The term “knowledge-based system” encompasses all computer programs that use a knowledge base to generate reasons and solutions. It is a significant application of AI that is applied in several industries.

Now that we know what is a knowledge-based system, we understand that it is a broad term that could refer to several computer programs. Below are some types of knowledge-based systems based on the inference engines.

Types of Knowledge-Based Systems

There are five kinds of KBSs defined in greater detail below.

  • Intelligent tutoring systems: These are computer systems that provide personalized instructions and feedback to users. Intelligent tutoring systems are used in education to help students learn even without a human teacher.
  • Expert systems: Expert systems are among the most common types of KBSs. They mimic the decision-making process of a human expert and provide explanations specific to the problem they are designed to solve. If you’re interested to learn more about expert systems, you can check out this explanatory guide we published a while ago.
  • Hypertext manipulation systems: These are computer systems that store knowledge using hypertext or text linked to others. Because of the way they store information, users of hypertext manipulation systems can easily access other data.
  • Case-based systems: Case-based systems are designed to provide solutions based on past knowledge applied to a similar situation.
  • Rule-based systems: These computer programs apply hardcoded man-made rules to analyze and manipulate data.

Advantages of Using Knowledge-Based Systems

Like other AI applications, a KBS can help make tasks easier to do for users. Productivity thus improves since solutions to complex problems are immediately available. Users can focus on their core functions and prevent repetitive tasks from taking the bulk of their time.

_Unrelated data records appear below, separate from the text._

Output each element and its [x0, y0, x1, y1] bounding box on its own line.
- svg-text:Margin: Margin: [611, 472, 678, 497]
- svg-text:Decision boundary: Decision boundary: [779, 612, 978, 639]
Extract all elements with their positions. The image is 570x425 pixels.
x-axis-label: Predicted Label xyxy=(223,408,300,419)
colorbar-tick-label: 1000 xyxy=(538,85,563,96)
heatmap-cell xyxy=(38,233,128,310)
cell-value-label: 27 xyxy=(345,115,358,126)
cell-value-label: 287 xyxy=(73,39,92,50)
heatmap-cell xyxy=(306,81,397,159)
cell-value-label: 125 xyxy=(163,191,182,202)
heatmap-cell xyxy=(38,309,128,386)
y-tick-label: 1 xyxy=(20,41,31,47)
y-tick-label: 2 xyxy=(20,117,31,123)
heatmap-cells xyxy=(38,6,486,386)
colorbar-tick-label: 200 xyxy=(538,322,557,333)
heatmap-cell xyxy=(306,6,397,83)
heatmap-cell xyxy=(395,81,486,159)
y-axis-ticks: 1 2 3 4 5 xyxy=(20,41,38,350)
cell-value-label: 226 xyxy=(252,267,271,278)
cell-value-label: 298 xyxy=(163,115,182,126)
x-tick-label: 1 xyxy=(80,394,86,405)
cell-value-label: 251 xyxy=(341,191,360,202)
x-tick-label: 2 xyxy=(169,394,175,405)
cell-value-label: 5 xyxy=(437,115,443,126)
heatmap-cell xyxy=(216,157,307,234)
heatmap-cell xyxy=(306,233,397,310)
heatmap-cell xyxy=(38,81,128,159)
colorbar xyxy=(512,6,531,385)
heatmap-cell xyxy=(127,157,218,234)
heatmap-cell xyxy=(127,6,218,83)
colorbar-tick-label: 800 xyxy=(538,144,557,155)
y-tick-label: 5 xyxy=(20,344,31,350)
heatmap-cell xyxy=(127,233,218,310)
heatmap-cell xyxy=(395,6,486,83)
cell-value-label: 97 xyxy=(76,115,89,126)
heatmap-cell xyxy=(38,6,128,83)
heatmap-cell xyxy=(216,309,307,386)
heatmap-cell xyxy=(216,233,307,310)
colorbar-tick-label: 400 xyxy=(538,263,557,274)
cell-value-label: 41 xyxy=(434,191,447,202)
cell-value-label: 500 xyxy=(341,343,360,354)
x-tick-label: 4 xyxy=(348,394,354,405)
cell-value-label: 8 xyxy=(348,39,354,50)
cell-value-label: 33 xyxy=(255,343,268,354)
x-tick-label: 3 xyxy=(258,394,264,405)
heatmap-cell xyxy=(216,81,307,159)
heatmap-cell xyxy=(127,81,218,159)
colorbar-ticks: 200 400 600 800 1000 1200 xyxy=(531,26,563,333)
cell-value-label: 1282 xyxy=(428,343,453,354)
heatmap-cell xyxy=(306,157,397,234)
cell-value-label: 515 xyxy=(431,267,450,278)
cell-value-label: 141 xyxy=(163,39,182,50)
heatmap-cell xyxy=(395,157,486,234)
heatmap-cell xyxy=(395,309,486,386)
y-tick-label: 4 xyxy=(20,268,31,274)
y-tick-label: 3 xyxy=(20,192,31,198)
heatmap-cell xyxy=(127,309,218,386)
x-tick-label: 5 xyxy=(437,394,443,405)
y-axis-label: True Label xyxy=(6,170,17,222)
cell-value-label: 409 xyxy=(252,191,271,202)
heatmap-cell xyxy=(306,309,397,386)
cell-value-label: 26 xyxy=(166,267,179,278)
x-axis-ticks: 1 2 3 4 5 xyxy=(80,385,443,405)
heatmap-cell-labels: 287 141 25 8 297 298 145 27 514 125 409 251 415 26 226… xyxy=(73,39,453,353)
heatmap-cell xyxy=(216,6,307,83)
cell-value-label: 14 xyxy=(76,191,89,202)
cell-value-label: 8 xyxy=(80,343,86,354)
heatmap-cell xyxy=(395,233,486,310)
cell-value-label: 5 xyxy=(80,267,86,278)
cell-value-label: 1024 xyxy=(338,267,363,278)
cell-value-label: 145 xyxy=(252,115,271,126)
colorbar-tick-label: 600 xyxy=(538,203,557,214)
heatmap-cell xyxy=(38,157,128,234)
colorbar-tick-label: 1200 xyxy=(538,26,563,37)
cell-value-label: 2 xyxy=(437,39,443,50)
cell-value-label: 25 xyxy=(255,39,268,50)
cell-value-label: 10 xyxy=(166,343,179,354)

In the business-to-consumer (B2C) setting, having a KBS can speed up the delivery of goods and services. A KBS also comes in handy when experts are not immediately available. For example, in a medical laboratory setting, patients may no longer need to show the laboratory results to doctors, as a KBS can diagnose certain medical conditions.

KBSs also accelerate the rate of innovation in a particular field. An example is the medical KBS featured in the video below. The system can help medical practitioners develop new treatment plans based on learnings from past patients.

Challenges in Using Knowledge-Based Systems

Using KBSs is not without issues. Knowing the possible challenges these systems pose can help users detect and avoid errors that can cause significant problems. An error in the medical diagnosis done by a KBS, for instance, can result in incorrect medication. This mistake could cost the patient’s life and the medical facility’s reputation.

Some anomalies to look out for when using a KBS include redundant rules and circular dependencies. These could affect the system’s reasoning ability and give erroneous results.

Another challenge that KBS administrators face is the need for accurate and extensive data. The more data in a system’s knowledge base, the better the inferences the KBS makes. Needless to say, if the data the system relies on is inaccurate, its inferences would also be incorrect.

A KBS can make processes more accessible and efficient when appropriately designed and provided with accurate and complete data. It can even pave the way for more developments and innovations.